El efecto que me causaba era el de una infeliz hermosa, muy hermosa, sí, pero muy traída y llevada. Repugnábame unas veces; otras me bullían deseos de no ser tan insensible a sus carantoñas.
«¡Ah! -exclamé de pronto-, no me has dicho nada de lo único tuyo que me interesa. ¿Y tu hijo?
-Guapísimo; rabiando por verte, y preguntándome por ti.
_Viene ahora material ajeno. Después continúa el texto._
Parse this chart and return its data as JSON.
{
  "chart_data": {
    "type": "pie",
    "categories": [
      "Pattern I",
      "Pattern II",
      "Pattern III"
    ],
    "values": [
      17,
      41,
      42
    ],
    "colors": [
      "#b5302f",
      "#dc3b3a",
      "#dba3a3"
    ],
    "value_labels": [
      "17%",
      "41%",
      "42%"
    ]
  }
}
Mañana te lo mandaré para que le tengas aquí todo el día. Has dicho «lo único tuyo que me interesa...». ¡Qué ingrato eres! Pues yo... siempre acordándome de ti, siempre diciendo: «¿qué estará haciendo ahora?»... Ni qué tiene que ver el corazón con... lo demás.
-Estoy admirado de tus ideas. ¡Vaya, que tienes una manera de ver las cosas...! Lo que digo, estás hecha una parisiense... A mí no me vengas con historias...
-Y a mí no me llames tú parisiense; ya sé lo que quieres significar con esos motes. Esperaba de ti consideración por lo menos.
-La tendrás, aunque no sea sino por memoria de lo mucho que te he querido...
-¡Ah!... ¡tiempo pasado! -murmuró, retirando el cuerpo para mirarme en actitud un poquito teatral.
-¡Y tan pasado...!
-Mira, canalla -gritó con repentino calor, tirándome del pelo-, no me digas que no me quieres ya, porque te corto la cabeza.
-Estás tú a propósito para que yo te quiera -respondí, esforzándome en mostrarle menos desdén del que sentía-. Ciertas locuras no se hacen más que una vez en la vida.